Previous work suggests that MOR1 has distinct signaling mechanisms related to its function in pain perception and its function in drug-seeking. These distinct mechanisms might be related to the fact that MOR1 is produced as multiple “isoforms,” slight variations of a protein that can be read out from the same gene. The MOR1 isoform that is found in the striatum is thought to be more important for drug-seeking behaviors than for pain perception. This in turn means that MOR1 might play a role in a key striatal function, which is to learn what actions are most likely to lead to reward.

“It is now recognized that mood disturbances can pre-date the overt motor abnormalities of Huntington’s patients by many years. These can even be the most disturbing symptoms for patients and their families. The finding that this receptor for opioids becomes so elevated in mood-related sites of the striatum, at least in a mouse model of the disorder, may give a hint to the underlying circuit dysfunction leading to these problems,” says Ann Graybiel.

Clues for treatment

MOR1 is used as a standard to identify subsets of neurons that are located within small clusters of neurons in the striatum that were previously discovered by Ann Graybiel and named striosomes.

“The most exciting point for me is the involvement of striatal compartments [striosomes] in the pathogenesis of Huntington’s disease,” says Morigaki, who has now moved to the University of Fukoshima in Japan and is a practicing neurosurgeon who treats movement disorders.

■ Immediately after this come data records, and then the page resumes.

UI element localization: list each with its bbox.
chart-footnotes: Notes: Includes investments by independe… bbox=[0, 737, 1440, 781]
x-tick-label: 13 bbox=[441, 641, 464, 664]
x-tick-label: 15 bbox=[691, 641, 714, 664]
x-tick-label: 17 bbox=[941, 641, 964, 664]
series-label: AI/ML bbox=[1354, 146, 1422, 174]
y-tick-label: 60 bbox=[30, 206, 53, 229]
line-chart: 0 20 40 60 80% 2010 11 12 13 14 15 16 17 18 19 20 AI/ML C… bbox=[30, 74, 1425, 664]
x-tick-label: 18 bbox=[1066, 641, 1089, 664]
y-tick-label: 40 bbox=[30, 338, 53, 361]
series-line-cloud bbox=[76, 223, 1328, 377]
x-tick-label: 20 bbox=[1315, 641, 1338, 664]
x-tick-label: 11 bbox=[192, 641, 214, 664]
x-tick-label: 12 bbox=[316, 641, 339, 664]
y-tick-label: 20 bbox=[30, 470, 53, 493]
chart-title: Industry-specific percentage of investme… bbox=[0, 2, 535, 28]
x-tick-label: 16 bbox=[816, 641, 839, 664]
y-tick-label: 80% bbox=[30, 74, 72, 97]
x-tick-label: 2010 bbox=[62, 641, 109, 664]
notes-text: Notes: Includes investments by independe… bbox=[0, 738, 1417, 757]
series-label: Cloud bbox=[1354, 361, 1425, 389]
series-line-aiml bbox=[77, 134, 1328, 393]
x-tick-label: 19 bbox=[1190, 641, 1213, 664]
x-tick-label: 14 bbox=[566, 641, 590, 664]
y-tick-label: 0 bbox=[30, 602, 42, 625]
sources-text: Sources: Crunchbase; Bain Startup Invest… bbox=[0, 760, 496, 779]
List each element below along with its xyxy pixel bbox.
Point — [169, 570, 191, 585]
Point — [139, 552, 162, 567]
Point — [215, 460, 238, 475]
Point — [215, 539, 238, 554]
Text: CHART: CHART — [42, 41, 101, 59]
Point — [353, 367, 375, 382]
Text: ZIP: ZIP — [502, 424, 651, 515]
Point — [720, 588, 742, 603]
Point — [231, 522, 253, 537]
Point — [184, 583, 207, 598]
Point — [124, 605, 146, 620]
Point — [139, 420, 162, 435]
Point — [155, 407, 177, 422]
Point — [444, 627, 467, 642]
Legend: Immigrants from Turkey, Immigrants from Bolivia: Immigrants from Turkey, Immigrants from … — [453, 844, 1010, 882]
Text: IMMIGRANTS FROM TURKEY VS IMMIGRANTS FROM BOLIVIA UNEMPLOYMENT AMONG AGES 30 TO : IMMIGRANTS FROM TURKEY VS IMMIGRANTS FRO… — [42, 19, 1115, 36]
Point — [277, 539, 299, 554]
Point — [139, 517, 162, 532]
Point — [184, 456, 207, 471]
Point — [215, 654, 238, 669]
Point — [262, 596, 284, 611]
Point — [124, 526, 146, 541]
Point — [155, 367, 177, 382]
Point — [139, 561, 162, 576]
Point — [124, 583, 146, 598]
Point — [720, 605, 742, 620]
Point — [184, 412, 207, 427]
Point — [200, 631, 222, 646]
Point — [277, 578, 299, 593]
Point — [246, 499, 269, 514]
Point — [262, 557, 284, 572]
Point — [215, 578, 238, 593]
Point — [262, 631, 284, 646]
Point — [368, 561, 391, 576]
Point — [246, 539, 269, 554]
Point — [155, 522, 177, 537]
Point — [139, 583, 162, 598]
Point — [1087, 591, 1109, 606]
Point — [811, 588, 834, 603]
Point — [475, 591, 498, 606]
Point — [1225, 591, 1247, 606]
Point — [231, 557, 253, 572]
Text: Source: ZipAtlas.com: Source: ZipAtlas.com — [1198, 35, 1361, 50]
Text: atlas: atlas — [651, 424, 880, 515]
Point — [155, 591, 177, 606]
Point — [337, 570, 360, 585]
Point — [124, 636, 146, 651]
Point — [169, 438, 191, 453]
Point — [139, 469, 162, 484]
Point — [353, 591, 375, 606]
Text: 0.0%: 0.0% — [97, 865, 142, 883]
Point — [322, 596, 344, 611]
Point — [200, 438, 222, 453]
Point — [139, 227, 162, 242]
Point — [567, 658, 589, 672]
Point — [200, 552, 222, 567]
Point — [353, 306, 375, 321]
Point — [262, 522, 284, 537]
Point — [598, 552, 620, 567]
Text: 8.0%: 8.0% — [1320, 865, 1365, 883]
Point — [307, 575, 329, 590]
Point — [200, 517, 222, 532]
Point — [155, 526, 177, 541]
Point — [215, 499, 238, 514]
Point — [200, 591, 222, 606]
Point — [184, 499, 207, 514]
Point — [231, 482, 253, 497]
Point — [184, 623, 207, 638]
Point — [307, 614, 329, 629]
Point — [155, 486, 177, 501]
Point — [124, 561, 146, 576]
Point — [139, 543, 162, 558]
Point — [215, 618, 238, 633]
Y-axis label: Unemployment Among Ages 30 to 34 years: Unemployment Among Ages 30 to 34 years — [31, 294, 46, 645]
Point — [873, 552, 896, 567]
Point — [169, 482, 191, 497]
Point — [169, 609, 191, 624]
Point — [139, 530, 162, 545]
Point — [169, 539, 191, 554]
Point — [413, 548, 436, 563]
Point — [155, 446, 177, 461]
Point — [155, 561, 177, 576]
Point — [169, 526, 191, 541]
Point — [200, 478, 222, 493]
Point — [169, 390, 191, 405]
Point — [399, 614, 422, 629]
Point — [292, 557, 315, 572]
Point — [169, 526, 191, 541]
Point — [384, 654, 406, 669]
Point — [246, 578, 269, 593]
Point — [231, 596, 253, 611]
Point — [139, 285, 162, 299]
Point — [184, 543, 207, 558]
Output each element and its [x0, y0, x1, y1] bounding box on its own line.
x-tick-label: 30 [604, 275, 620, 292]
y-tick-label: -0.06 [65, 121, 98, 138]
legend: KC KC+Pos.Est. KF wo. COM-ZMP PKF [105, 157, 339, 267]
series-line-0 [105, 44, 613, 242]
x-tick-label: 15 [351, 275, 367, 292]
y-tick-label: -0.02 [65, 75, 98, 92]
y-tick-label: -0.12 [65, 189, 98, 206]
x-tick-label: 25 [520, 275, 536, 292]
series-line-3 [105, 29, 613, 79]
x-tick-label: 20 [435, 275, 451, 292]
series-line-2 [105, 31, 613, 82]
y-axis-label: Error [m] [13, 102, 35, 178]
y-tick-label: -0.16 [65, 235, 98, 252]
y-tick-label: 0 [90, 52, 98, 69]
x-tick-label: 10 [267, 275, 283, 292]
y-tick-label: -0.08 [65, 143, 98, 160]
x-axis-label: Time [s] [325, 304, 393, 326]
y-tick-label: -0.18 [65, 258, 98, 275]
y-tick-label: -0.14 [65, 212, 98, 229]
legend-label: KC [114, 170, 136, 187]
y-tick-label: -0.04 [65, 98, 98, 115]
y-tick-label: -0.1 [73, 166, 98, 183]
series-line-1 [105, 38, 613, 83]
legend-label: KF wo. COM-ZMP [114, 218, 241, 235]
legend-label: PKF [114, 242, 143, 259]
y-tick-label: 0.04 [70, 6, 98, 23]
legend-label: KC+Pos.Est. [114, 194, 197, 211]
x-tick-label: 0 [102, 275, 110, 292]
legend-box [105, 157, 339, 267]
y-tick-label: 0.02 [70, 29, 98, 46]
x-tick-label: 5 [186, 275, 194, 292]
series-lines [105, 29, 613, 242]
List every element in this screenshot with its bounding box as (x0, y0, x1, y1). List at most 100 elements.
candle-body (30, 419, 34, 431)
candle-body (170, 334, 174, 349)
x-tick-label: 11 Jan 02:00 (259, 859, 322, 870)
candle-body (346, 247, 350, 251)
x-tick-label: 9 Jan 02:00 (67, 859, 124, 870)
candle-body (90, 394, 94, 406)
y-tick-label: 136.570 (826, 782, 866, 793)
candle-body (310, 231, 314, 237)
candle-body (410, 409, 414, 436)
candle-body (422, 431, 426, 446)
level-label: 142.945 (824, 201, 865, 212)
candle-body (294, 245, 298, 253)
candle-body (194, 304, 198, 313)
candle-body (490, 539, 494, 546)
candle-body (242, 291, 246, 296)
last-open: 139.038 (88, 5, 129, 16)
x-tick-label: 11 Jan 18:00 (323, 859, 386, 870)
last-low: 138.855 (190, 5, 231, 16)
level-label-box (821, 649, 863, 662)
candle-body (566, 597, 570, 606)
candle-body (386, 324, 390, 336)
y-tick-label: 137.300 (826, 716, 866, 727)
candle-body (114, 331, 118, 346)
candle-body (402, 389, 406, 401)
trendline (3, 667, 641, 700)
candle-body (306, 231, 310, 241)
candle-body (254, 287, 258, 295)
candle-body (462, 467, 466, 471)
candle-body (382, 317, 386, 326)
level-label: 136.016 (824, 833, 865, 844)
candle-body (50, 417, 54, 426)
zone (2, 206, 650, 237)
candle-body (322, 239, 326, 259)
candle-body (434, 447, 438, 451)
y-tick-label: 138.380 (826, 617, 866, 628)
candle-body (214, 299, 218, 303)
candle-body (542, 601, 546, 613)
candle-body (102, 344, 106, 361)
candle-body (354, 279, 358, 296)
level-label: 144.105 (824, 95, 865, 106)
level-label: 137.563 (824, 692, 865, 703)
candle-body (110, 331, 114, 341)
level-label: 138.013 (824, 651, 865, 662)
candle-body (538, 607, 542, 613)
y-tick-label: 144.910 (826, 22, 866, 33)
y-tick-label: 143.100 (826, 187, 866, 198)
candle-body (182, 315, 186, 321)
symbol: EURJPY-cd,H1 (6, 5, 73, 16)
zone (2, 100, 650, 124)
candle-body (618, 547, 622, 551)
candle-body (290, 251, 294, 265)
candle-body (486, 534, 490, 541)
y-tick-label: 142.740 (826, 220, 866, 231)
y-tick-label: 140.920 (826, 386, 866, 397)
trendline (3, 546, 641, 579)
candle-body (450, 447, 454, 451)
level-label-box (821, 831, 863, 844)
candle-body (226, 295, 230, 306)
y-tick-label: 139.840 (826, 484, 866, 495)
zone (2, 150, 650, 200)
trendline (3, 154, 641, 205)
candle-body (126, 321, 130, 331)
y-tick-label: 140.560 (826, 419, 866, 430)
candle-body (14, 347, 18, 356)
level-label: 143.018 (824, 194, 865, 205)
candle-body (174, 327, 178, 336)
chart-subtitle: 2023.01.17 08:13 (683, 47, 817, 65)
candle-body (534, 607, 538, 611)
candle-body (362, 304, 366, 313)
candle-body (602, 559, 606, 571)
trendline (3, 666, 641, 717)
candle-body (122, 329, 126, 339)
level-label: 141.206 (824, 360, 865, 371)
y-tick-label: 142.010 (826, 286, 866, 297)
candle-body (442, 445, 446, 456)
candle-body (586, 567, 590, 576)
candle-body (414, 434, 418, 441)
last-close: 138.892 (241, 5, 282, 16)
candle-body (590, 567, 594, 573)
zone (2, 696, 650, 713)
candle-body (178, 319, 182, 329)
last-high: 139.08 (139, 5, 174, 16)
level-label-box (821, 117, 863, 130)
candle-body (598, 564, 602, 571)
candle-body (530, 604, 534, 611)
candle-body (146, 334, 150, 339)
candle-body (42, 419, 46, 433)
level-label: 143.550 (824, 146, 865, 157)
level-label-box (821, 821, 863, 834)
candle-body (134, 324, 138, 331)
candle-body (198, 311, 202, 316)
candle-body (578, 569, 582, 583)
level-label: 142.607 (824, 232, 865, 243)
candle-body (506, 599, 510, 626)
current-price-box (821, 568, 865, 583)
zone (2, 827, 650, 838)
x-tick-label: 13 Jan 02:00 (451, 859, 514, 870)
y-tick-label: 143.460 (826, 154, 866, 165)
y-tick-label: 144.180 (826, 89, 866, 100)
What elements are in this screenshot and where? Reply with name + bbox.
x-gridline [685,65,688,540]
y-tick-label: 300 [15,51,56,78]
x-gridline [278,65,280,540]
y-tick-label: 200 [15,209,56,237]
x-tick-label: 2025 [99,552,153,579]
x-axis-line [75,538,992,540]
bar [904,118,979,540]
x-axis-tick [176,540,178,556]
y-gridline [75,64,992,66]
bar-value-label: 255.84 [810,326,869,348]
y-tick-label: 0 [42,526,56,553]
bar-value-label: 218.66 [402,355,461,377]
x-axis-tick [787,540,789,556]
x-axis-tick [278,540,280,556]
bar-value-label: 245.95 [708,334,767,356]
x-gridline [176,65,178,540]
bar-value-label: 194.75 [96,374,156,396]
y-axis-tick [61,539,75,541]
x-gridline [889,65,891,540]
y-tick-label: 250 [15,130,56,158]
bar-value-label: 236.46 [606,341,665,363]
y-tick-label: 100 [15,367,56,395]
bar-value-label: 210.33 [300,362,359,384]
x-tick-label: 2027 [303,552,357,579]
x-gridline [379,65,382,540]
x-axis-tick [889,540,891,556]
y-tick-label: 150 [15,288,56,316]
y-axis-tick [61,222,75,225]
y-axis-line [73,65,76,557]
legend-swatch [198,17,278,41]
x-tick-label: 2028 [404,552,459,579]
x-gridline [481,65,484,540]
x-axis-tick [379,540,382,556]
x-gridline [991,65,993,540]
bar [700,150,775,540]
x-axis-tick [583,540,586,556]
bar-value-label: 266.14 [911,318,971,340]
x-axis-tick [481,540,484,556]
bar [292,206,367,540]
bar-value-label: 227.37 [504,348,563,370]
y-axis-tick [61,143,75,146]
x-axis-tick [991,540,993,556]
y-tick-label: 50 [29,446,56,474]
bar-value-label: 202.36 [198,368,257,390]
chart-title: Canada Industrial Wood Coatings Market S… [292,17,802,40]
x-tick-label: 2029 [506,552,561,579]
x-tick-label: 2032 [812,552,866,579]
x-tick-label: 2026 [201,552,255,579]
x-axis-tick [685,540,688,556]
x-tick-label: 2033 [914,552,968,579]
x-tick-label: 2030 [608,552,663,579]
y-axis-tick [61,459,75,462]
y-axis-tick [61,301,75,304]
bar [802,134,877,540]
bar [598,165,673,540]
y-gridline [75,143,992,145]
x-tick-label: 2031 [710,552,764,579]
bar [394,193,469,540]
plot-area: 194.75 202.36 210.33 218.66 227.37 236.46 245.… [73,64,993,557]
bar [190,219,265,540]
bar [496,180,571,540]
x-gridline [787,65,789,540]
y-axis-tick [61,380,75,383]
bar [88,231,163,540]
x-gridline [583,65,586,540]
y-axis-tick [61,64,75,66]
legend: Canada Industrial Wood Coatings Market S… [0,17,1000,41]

MOR1-positive striosomal neurons are of high interest in part because they have direct connections to the same dopamine-producing neurons that are thought to degenerate in Parkinson’s disease. Whereas Parkinson’s disease is characterized by a loss of dopamine and loss of movement, Huntington’s disease is characterized by ups and downs in dopamine and excessive movements. In fact, the only drugs that are FDA-approved to treat Huntington’s disease are drugs that minimize dopamine release, thereby working to dampen the abnormal movements. But these treatments come with potentially severe side-effects such as depression and suicide.

This latest discovery might provide mechanistic clues to dopamine fluctuations in Huntington’s disease and provide avenues for more specific treatments.

This research was funded by the CHDI Foundation (A-5552), Broderick Fund for Phytocannabinoid Research at MIT, NIH/NIMH R01 MH060379, the Saks Kavanaugh Foundation, JSPS KAKENHI Grants #16KK0182, 17K10899 and 20K17932 , Dr. Tenley Albright, Kathleen Huber, and Dr. Stephan and Mrs. Anne Kott.